審査員コメント:アイディアは単純だが,流れの理論に直結しており面白い(授業で使えそう!).ただ,その効果(印象)を強める一工夫が,説明とともに欲しかった

図14 作品紹介の様子 図15 表彰後のメンバー

 


審査員

流体工学部門 部門長 姫野 龍太郎 先生(理化学研究所)
流体工学部門 副部門長 新美 智秀 先生(名古屋大学)
流体工学部門 委員長  高橋 勉 先生(長岡技術科学大学)
第5回流れの夢コンテスト 実行委員長 佐藤 恵一(金沢工業大学)
第5回流れの夢コンテスト 特別講演講師 増山 豊 先生(金沢工業大学)
第5回流れの夢コンテスト 特別講演講師 檜山 浩國 先生(荏原総合研究所)
実行委員会実行委員    
協賛企業のみなさま    
流体工学部門講演会一般参加者    

今回でコンテストも5回目となり,特に感じられたのは,単なる流体力学の知識からアイディアを作品として実現したものだけでなく,流体工学のみならず様々な分野の現象を複合させようと試みた作品が多く見られたことです.また,プレゼンテーションをする学生の対応も明朗かつ丁寧で,人間的にもしっかりした学生ばかりでした.敢えて難をいえば理論的な裏づけ,そして説明が少し不足している感じがしました.流れ現象は,渦,揚力,噴流,流体音,機能性流体,コアンダ効果,ベルヌーイ力...など創意工夫の種の宝庫です.これらをうまく利用したチーム,アイディア倒れのチーム,完成度の高いチーム,本番に弱かった?チームなど,いろいろ認められますが僅差の勝負でした.

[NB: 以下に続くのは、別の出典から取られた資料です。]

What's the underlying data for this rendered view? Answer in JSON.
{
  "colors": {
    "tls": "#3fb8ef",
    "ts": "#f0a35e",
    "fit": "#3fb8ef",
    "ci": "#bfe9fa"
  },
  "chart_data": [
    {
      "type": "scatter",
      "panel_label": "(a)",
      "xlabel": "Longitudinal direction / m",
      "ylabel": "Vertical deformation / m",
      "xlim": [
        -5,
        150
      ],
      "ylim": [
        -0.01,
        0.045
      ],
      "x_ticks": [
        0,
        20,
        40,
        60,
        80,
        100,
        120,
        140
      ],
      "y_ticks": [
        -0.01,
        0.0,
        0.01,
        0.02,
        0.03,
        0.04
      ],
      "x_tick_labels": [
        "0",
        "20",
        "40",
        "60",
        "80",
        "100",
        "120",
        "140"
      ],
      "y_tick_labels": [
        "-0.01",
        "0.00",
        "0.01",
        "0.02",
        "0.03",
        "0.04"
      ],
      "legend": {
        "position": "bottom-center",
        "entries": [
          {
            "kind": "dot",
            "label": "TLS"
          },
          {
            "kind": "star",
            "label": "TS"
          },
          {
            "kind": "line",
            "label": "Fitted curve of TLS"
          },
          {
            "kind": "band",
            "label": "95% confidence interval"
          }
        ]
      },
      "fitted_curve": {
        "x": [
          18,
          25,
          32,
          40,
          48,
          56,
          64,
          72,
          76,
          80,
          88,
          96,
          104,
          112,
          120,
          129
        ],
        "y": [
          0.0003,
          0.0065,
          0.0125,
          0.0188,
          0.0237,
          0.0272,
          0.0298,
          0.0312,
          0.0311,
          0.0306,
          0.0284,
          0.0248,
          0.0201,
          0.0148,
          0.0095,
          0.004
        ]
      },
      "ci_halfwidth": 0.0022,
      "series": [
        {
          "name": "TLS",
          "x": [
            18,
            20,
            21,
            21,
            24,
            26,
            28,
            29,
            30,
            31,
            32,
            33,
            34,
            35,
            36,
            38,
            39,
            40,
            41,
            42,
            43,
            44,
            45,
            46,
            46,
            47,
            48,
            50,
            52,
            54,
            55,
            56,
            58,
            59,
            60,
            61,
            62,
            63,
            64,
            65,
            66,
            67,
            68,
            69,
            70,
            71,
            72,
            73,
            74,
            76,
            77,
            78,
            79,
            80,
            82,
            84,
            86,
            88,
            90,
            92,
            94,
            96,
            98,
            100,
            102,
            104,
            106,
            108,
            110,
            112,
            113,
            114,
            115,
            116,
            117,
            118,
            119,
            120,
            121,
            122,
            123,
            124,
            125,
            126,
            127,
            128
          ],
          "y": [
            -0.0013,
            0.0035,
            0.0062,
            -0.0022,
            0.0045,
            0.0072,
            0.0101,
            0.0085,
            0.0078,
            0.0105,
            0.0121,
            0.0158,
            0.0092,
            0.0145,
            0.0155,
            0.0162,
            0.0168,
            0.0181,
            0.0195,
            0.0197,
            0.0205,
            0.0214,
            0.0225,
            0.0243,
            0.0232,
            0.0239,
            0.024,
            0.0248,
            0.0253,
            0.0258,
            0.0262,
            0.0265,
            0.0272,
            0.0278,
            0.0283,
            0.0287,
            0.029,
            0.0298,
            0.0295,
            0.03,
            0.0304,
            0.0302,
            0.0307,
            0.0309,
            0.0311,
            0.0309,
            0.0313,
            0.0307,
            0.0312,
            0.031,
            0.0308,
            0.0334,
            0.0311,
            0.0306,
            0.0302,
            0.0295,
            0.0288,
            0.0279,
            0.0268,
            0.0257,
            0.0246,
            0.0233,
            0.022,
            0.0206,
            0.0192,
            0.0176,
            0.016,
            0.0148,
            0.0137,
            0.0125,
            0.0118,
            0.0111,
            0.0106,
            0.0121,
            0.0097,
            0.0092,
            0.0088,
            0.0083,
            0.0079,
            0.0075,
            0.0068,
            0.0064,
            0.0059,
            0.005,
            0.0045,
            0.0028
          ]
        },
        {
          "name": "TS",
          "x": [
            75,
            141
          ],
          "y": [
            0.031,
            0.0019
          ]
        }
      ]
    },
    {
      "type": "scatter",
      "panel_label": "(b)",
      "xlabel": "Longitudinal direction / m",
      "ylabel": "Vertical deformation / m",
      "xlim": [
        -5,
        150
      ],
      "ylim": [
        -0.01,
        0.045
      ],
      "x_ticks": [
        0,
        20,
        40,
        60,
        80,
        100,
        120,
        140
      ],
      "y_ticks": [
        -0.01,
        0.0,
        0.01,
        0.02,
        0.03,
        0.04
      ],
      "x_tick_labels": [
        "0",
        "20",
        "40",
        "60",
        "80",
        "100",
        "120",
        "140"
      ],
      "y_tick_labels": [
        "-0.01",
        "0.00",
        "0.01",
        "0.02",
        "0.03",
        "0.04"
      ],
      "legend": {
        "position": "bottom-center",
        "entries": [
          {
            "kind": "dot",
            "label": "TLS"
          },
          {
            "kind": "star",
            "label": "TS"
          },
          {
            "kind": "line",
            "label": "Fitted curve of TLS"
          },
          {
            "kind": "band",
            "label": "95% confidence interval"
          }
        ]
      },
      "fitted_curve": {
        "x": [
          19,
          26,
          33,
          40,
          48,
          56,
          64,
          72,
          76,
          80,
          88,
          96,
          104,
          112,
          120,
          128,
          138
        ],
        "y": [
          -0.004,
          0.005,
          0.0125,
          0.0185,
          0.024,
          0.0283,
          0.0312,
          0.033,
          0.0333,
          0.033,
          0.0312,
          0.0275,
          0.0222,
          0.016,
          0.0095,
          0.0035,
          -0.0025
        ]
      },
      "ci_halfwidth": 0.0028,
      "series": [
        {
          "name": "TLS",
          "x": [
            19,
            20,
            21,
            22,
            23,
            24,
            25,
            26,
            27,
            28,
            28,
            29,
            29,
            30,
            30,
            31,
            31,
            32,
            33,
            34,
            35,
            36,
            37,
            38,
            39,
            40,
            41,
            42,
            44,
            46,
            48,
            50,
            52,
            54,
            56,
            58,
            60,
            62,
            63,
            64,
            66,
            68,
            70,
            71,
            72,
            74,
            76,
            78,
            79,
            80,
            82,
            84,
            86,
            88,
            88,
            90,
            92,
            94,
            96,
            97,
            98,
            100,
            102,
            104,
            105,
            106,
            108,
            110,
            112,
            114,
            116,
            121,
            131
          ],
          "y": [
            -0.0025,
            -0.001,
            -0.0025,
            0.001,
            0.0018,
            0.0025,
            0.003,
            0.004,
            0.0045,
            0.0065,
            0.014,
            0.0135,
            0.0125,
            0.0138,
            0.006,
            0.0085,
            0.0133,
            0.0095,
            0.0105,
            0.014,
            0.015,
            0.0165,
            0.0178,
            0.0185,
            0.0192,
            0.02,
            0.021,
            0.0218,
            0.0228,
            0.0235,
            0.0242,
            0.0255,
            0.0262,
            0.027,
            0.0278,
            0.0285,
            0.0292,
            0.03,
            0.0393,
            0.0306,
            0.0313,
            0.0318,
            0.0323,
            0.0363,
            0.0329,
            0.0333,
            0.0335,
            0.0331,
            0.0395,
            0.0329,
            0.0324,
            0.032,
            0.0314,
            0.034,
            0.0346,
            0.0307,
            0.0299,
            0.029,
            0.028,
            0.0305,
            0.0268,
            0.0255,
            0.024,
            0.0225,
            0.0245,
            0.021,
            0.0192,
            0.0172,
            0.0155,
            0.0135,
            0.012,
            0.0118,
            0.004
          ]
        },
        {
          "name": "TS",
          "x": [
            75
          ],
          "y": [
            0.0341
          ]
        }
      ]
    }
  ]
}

来年第6回は,関東地区で開催の予定で準備が進められています(幹事 石川 仁 先生(東京理科大学)).テーマはエコノミー・エコロジー(と聞いていますが正式な発表を参照ください)です.ものづくりを絡めた卒業研究に最適と思われますので,もっともっと参加者が増えて欲しいと思います.

このように大会が年々盛り上がりを見せているのも,参加学生諸君の奮闘はもとより,本コンテストの趣旨に賛同いただき,資金面を中心にご支援いただいた企業のみなさま(石川島播磨重工業株式会社サイバネットシステム株式会社澁谷工業株式会社株式会社ジャストシステム株式会社スギノマシン株式会社日立製作所武蔵エンジニアリング株式会社),そして流体工学部門役員の先生方,大学・高専の指導・引率の先生方,コンテスト実行委員の先生方のご協力の賜物と思います.関係の皆様,誠にありがとうございました.本コンテストも恒例化し,毎年続けて応募する大学も増えているようです.今後さらなるコンテストの発展を期待します.